Come avete vissuto quest’ultimo periodo? Male. Mio babbo era una persona iperattiva, parlava sempre. E poi all’improvviso è sceso il silenzio. L’ictus lo aveva privato della parola ed è indescrivibile il vuoto che ha lasciato. Nell’ultimo periodo lo abbiamo visto spegnersi, e quel che è peggio è che lui ne era consapevole perché i suoi occhi, quegli occhi buoni da dove era possibile vedere il profondo della sua anima, continuavano a parlare. So che avrebbe voluto spegnersi più velocemente, che era rassegnato a vivere.
Che messaggio pensa che Bordino abbia trasmesso? A chi se lo ricorda com’era, perché non è facile descriverlo, ha trasmesso l’importanza di essere sempre se stessi, di non rinnegare mai le proprie idee e ad agire con coscienza andando sempre avanti. Sai a volte, quando mi vedeva triste, mi diceva:” Non piangere, perché tanto il sole domani si leva lo stesso. Anche quando morirò, fai così. Non piangere…”. Lui non ha mai tradito i suoi principi, non c’è messaggio più importante che potesse trasmettere.
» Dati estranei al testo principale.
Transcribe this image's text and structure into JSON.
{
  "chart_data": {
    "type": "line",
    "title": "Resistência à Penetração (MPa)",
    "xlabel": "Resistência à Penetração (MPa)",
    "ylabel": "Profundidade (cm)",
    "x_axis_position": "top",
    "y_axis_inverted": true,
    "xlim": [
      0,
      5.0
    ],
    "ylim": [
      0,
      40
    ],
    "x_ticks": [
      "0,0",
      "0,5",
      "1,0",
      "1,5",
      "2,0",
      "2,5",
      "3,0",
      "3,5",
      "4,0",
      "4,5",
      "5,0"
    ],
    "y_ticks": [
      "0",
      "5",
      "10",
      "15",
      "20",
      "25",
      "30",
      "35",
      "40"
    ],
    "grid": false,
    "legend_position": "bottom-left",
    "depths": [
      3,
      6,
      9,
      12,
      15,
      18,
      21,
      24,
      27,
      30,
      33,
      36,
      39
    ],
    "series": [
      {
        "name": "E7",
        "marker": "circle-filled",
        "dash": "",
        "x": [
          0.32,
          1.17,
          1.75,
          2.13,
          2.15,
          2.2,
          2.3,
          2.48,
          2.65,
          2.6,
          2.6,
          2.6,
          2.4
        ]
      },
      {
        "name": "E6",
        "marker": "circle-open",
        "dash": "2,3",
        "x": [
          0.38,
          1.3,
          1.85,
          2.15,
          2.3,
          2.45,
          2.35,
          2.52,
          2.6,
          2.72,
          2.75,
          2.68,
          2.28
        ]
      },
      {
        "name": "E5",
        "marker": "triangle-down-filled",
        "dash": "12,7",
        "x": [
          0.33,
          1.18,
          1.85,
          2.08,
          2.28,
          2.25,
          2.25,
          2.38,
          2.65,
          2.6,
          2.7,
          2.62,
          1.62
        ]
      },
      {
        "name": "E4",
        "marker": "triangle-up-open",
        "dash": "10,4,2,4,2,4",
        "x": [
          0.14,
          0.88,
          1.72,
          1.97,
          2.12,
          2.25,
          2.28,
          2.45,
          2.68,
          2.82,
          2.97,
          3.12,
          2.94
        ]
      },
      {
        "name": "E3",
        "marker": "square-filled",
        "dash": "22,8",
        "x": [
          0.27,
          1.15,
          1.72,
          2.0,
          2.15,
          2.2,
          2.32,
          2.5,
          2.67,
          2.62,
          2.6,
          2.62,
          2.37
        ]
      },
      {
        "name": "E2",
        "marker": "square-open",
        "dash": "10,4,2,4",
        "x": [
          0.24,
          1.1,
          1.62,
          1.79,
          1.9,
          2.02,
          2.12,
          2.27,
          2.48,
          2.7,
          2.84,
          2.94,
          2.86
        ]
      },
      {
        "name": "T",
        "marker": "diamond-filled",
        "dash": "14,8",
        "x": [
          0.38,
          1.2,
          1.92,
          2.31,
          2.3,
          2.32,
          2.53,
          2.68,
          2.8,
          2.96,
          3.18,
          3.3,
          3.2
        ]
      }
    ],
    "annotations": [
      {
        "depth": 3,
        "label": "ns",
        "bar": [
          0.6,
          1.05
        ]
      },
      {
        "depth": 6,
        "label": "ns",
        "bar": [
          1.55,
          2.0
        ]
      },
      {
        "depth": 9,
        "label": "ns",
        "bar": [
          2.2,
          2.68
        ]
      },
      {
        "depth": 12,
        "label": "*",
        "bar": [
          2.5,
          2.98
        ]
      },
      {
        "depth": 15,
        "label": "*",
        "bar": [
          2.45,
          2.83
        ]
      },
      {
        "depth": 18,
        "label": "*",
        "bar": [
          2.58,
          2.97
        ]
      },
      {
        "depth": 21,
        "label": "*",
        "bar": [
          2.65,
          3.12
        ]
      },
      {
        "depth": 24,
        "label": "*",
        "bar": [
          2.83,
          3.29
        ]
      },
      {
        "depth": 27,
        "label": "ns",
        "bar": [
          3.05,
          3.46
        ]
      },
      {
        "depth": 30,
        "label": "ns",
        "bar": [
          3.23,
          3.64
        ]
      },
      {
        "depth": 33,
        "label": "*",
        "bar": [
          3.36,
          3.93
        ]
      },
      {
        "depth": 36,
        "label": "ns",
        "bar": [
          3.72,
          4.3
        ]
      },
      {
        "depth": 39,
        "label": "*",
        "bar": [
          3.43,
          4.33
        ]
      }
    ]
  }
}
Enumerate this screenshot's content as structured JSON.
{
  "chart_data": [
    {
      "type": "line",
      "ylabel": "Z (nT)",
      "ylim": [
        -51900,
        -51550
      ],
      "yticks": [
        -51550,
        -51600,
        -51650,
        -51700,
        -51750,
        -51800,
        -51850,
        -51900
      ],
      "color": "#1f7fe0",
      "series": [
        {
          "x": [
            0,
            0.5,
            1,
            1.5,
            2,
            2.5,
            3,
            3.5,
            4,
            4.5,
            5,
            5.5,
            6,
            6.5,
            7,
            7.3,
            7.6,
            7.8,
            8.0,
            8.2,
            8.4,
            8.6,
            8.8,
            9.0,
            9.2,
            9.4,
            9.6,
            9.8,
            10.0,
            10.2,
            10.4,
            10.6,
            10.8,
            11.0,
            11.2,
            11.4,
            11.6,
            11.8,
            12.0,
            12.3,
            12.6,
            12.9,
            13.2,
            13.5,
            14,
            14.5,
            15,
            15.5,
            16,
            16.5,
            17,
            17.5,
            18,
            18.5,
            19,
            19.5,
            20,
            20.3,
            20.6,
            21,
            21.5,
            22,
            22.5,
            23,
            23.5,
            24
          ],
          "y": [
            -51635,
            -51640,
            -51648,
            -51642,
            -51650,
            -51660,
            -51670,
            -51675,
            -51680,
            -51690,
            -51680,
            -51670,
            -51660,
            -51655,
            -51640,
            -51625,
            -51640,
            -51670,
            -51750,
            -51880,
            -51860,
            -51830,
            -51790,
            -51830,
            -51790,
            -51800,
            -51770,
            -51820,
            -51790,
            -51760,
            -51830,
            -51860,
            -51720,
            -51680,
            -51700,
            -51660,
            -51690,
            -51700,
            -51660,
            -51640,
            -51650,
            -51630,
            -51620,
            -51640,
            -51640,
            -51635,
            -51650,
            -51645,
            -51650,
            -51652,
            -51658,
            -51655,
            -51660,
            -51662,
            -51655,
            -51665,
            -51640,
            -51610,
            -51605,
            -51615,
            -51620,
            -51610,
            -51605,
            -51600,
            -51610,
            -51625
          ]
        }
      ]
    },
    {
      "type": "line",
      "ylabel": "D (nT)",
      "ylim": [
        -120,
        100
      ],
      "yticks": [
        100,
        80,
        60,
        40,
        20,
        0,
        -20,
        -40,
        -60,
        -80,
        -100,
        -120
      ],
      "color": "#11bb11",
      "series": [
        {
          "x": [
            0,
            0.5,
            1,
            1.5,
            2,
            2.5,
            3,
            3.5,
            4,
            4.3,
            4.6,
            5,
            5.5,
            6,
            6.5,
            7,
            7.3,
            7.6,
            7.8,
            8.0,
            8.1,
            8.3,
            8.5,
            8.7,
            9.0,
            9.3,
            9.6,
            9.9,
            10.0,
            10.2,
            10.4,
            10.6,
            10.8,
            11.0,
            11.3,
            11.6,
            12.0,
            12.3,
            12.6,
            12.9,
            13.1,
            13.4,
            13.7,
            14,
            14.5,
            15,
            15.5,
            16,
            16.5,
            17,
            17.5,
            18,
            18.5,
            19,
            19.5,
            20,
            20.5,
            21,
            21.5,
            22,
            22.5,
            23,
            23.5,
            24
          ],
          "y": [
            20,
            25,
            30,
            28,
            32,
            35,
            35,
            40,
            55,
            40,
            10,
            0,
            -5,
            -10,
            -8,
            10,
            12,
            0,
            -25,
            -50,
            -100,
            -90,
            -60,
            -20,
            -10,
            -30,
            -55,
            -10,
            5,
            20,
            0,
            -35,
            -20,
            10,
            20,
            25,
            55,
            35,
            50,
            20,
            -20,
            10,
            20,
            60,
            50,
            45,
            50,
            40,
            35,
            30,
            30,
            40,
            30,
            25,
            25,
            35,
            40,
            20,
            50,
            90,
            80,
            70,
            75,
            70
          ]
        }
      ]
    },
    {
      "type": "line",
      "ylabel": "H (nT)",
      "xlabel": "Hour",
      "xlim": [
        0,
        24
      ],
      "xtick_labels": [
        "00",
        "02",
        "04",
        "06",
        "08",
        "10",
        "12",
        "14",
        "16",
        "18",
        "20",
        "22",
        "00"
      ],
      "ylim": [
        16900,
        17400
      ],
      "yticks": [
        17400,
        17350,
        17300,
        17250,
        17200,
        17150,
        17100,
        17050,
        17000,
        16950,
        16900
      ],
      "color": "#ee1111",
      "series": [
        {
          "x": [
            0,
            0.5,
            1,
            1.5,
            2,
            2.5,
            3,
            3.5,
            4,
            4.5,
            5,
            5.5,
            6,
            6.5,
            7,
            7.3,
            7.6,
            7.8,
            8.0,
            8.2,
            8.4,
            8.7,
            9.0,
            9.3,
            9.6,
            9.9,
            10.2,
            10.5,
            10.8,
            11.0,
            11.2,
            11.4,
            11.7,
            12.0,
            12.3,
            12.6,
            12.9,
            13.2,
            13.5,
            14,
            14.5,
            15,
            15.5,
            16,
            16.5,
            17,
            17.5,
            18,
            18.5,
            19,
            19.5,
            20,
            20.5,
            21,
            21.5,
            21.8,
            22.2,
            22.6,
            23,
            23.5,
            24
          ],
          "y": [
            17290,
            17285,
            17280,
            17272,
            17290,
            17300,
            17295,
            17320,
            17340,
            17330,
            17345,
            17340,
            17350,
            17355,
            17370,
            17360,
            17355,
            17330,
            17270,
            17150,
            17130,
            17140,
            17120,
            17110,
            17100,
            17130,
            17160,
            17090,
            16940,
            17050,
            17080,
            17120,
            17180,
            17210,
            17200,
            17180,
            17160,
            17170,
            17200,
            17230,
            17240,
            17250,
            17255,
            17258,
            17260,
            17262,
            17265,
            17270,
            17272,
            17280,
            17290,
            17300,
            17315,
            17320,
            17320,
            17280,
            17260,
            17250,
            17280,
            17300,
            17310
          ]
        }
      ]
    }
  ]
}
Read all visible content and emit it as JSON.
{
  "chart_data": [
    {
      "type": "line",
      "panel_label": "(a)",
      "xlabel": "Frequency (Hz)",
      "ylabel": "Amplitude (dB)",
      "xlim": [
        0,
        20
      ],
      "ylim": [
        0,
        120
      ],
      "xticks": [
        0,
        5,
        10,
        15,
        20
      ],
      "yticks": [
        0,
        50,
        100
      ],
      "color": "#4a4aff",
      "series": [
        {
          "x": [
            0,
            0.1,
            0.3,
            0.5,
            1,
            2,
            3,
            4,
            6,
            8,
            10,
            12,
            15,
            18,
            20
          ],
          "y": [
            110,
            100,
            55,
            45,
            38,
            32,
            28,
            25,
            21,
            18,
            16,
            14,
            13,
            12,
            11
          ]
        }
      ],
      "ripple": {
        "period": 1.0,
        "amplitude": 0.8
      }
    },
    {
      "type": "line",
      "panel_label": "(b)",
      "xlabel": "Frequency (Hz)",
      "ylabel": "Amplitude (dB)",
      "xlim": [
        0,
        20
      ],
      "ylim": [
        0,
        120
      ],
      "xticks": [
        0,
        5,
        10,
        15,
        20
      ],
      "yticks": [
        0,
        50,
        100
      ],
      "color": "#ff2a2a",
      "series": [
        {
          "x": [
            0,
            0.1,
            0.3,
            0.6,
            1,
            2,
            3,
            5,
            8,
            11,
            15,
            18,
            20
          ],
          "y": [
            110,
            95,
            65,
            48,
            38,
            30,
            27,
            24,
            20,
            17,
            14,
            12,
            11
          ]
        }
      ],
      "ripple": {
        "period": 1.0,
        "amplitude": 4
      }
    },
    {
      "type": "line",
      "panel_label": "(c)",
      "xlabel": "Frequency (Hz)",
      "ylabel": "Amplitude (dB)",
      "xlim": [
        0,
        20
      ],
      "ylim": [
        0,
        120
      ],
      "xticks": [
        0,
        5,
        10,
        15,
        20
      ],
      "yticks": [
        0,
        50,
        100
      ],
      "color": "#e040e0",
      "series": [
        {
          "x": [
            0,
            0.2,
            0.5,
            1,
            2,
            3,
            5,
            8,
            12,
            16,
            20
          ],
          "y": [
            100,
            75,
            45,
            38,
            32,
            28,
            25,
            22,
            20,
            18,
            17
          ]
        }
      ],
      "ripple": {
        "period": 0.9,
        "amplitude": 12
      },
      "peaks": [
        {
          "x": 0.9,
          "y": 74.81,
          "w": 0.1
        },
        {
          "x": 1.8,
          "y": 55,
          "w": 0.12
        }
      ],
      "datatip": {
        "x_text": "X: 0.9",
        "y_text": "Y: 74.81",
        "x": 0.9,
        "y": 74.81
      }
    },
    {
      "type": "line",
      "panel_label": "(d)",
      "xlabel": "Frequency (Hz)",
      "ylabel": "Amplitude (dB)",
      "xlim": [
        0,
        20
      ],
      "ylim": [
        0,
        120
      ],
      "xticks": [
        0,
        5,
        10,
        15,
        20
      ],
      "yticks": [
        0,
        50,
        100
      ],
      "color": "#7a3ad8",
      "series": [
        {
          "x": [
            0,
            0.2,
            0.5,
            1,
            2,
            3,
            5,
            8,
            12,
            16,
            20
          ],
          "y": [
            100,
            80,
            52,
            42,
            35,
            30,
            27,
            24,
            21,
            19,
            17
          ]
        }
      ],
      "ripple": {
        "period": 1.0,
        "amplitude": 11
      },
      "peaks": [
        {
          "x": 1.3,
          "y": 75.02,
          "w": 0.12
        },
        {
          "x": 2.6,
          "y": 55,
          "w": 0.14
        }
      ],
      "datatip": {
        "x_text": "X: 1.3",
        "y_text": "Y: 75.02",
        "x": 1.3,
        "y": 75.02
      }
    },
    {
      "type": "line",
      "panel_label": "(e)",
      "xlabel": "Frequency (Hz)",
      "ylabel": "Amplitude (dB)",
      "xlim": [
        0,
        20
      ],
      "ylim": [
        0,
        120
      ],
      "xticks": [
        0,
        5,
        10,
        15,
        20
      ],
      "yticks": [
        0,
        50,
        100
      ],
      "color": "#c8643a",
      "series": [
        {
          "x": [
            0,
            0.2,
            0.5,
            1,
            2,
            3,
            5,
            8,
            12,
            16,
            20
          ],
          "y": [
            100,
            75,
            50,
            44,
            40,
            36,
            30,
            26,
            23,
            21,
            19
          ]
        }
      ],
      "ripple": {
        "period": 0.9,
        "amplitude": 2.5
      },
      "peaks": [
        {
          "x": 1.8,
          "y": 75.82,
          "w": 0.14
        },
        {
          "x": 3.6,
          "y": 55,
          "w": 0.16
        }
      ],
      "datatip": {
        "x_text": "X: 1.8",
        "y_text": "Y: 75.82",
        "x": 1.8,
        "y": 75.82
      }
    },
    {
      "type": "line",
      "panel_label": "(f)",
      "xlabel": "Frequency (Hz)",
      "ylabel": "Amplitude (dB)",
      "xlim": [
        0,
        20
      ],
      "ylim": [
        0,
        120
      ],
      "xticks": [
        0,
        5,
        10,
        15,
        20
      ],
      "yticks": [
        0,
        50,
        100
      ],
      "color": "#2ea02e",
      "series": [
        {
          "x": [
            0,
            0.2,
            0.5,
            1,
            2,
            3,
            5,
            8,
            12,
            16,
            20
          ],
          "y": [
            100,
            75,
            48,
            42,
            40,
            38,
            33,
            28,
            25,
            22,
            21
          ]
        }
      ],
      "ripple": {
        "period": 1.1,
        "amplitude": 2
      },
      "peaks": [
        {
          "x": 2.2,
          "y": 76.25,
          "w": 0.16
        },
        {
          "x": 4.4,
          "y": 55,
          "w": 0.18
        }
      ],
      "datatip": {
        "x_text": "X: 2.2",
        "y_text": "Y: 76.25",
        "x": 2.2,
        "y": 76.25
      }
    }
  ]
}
In tanti le si sono stretti attorno, anche se solo col pensiero, dopo la morte di suo padre….Sì, è così. E per questo io vorrei ringraziare tutte le persone che hanno conosciuto ed apprezzato il mio babbo, e che si sono divertiti con lui. Dopo la sua morte abbiamo ricevuto tante telefonate, ma non abbiamo potuto incontrare nessuno. Io stessa non ho potuto vedere il babbo, né abbracciare mia mamma. Però ci tengo a dire grazie a chi ci ha manifestato affetto e vicinanza e a tutti quelli che ricordano ogni sorriso che ha portato.